Parentese, also known as motherese or child-directed speech, refers to the way adults typically:
Communicate with infants and young children, often using exaggerated intonation, simplified vocabulary, and repetitive phrases.
In linguistics, to parse a sentence means to:
Analyze the grammatical structure of the sentence, identifying its components and their relationships.
The phonological level of language processing primarily deals with:
The sounds of language, including how they are organized and perceived.
The planum temporale is a region of the brain located in the temporal lobe and is known to be:
Often larger in the left hemisphere and associated with language comprehension.
The poverty of the stimulus (POS) argument in language acquisition suggests that:
The linguistic input that children receive is insufficient to fully account for the complexity and richness of the language they acquire.
Prosody in language refers to the:
The patterns of stress, intonation, rhythm, and pauses in speech that convey emotional tone and grammatical structure.
Receptive aphasia, also known as Wernicke’s aphasia, is primarily characterized by difficulty with:
Understanding spoken language.
Studies of split-brain patients (individuals who have undergone a corpus callosotomy) have revealed that:
Each hemisphere can process information and respond independently, leading to some fascinating dissociations in perception and action.
Statistical learning in the context of language acquisition refers to the ability of infants and young children to:
Implicitly extract patterns and regularities from the language input they are exposed to, such as the probability of certain sounds or words occurring together.
Surface dyslexia is a type of acquired dyslexia characterized by difficulty in:
Reading irregularly spelled words because of a reliance on phonological (sound-based) reading strategies.
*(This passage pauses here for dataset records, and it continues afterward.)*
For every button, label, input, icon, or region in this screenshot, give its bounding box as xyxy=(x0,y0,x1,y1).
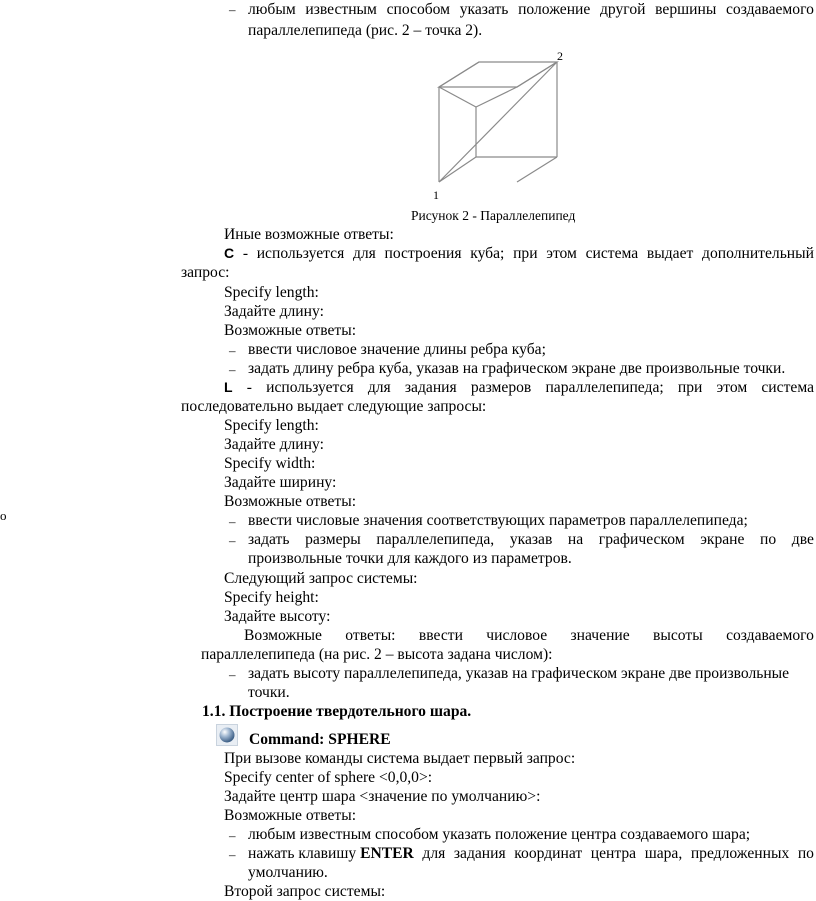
height-answer-line2: параллелепипеда (на рис. 2 – высота задана числом): xyxy=(201,646,553,663)
sphere-icon[interactable] xyxy=(216,724,238,746)
l-option-line2: последовательно выдает следующие запросы: xyxy=(181,398,487,415)
sphere-line: При вызове команды система выдает первый запрос: xyxy=(224,750,576,767)
back-face xyxy=(439,62,557,87)
c-bullet-2: задать длину ребра куба, указав на графическом экране две произвольные точки. xyxy=(248,360,786,377)
point-2-label: 2 xyxy=(557,49,563,63)
l-option-line1: L - используется для задания размеров параллелепипеда; при этом система xyxy=(224,379,814,396)
height-bullet-line1: задать высоту параллелепипеда, указав на графическом экране две произвольные xyxy=(248,665,790,682)
figure-caption: Рисунок 2 - Параллелепипед xyxy=(411,208,576,223)
margin-mark: o xyxy=(0,508,7,523)
l-bullet-2-line1: задать размеры параллелепипеда, указав на графическом экране по две xyxy=(248,531,814,548)
sphere-bullet-2-line1: нажать клавишу ENTER для задания координат центра шара, предложенных по xyxy=(248,845,814,862)
c-prompt: Задайте длину: xyxy=(224,303,324,320)
next-prompt: Задайте высоту: xyxy=(224,608,331,625)
c-prompt: Возможные ответы: xyxy=(224,322,357,339)
bullet-dash: – xyxy=(229,533,236,548)
bullet-dash: – xyxy=(229,2,236,17)
l-bullet-2-line2: произвольные точки для каждого из параметров. xyxy=(248,550,572,567)
sphere-bullet-1: любым известным способом указать положение центра создаваемого шара; xyxy=(248,826,751,843)
l-bullet-1: ввести числовые значения соответствующих параметров параллелепипеда; xyxy=(248,512,748,529)
c-key: C xyxy=(224,245,235,261)
point-1-label: 1 xyxy=(433,188,439,202)
bullet-dash: – xyxy=(229,514,236,529)
c-bullet-1: ввести числовое значение длины ребра куба; xyxy=(248,341,546,358)
sphere-line: Specify center of sphere <0,0,0>: xyxy=(224,769,433,786)
next-prompt: Следующий запрос системы: xyxy=(224,570,418,587)
section-heading: 1.1. Построение твердотельного шара. xyxy=(202,703,472,720)
para-other: Иные возможные ответы: xyxy=(224,226,394,243)
diagonal-line xyxy=(439,62,557,182)
l-prompt: Specify width: xyxy=(224,455,316,472)
c-prompt: Specify length: xyxy=(224,284,319,301)
parallelepiped-figure xyxy=(420,44,580,206)
enter-key: ENTER xyxy=(360,845,414,862)
bullet-dash: – xyxy=(229,847,236,862)
sphere-line: Возможные ответы: xyxy=(224,807,357,824)
command-sphere: Command: SPHERE xyxy=(249,731,391,748)
l-key: L xyxy=(224,379,233,395)
l-prompt: Возможные ответы: xyxy=(224,493,357,510)
height-bullet-line2: точки. xyxy=(248,684,290,701)
top-bullet-line2: параллелепипеда (рис. 2 – точка 2). xyxy=(248,22,483,39)
l-prompt: Задайте ширину: xyxy=(224,474,337,491)
bullet-dash: – xyxy=(229,828,236,843)
bullet-dash: – xyxy=(229,343,236,358)
bullet-dash: – xyxy=(229,362,236,377)
next-prompt: Specify height: xyxy=(224,589,319,606)
sphere-bullet-2-line2: умолчанию. xyxy=(248,864,328,881)
l-prompt: Specify length: xyxy=(224,417,319,434)
l-prompt: Задайте длину: xyxy=(224,436,324,453)
sphere-line: Задайте центр шара <значение по умолчанию>: xyxy=(224,788,541,805)
c-option-line2: запрос: xyxy=(181,264,230,281)
top-bullet-line1: любым известным способом указать положение другой вершины создаваемого xyxy=(248,1,814,18)
height-answer-line1: Возможные ответы: ввести числовое значение высоты создаваемого xyxy=(244,627,814,644)
bullet-dash: – xyxy=(229,667,236,682)
c-option-line1: C - используется для построения куба; при этом система выдает дополнительный xyxy=(224,245,814,262)
last-line: Второй запрос системы: xyxy=(224,883,386,900)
Universal Grammar (UG), as proposed by Noam Chomsky, is a theoretical concept that suggests:
Humans are born with an innate set of fundamental linguistic principles and constraints that underlie the structure of all human languages
The primary purpose of the Wada test is to determine:
Which hemisphere of the brain is dominant for language and how important each hemisphere is for memory function.
Individuals with Wernicke’s aphasia typically exhibit difficulties primarily with:
Understanding spoken language.
The Wernicke–Geschwind model is a classic neurological model of language processing that proposes a pathway for understanding and producing spoken language. According to this model, which of the following represents the initial processing stage for comprehending a spoken word?
Analysis of the auditory signal in the auditory cortex.
Wernicke’s area is a region of the brain that is primarily associated with which of the following functions?
The comprehension of spoken and written language.
Williams syndrome is a rare genetic disorder characterized by a unique cognitive and behavioral profile that often includes:
A distinctive “cocktail party” personality, relative strengths in language (particularly expressive language), and hyper sociability, alongside visuospatial construction deficits.
Word salad, a symptom often associated with certain language disorders, is characterized by:
Fluent but incoherent speech containing a mix of real words and made-up words, often lacking logical connection.